True, among the proliferation there are good products tied to de-carbonisation. Take Wisdom Tree Battery Solutions (CHRG), an exchange-traded fund which is also listed in London in US dollar-denominated form (VOLT). It tracks an index that aims to capture those parts of energy storage with the most growth potential in a world of declining greenhouse-gas emissions. As such, the development of lithium batteries has a big influence on the fund and that draws its holdings into murky areas since there is much that is dirty – both politically and environmentally – in the life cycle of lithium-ion batteries. For every box the fund’s holdings may tick under ESG’s ‘environmental’ heading, they may untick others. On ‘social’ and ‘governance’ issues they may be even more compromised. Not that this has hindered the fund’s performance.
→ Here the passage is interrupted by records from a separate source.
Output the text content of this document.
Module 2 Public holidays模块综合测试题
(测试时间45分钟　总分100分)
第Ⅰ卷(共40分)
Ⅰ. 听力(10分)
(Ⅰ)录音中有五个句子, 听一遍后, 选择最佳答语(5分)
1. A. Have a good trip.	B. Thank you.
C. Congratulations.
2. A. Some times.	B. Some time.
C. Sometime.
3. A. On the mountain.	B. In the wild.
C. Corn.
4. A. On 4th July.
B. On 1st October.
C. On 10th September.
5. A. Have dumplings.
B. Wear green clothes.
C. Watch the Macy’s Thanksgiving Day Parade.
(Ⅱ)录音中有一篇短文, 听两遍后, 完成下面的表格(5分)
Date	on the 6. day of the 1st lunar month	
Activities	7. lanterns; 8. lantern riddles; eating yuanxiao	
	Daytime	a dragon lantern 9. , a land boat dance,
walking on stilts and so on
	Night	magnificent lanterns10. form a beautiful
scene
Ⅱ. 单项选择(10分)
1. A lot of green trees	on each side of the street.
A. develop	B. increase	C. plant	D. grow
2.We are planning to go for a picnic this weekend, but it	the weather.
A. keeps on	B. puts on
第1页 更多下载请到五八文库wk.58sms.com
At £52.39, its shares have more than doubled since its launch in February last year.
Another especially interesting product is HANetf S&P Global Clean Energy (ZERO). This dollar-denominated ETF tracks an S&P index of clean-energy stocks in areas such as biofuel, fuel-cell technology and geothermal energy. It might look like just another fund to assuage the conscience of investors. However, its chief selling point is that it has carbon offsetting built in. This aims to neutralise the residual carbon emitted by its portfolio holdings. It does this by investing in a forest conservation project and a hydro-electric plant both in the Indonesian archipelago, with the cost of offsets charged to expenses. The solution is a generic one that the manager says will be applied to other ETFs.
Meanwhile, I still await the ETF that, simply and straightforwardly, tracks the price of carbon. Happily, one ETF provider tells me such a fund is on the way. Most likely it will be linked to the price of buying the right to emit 1 ton of CO2 under the European Union’s Emissions Trading System, which currently stands at $55, twice the level of a year ago and three times that of three years ago. This is not to imply that prices will continue to surge at anything like that rate. That’s not the point. The aim is that investors should be able to use their capital to hedge against further rises in the cost of energy. That’s neither idealistic nor greedy. Just realistic. Bring it on.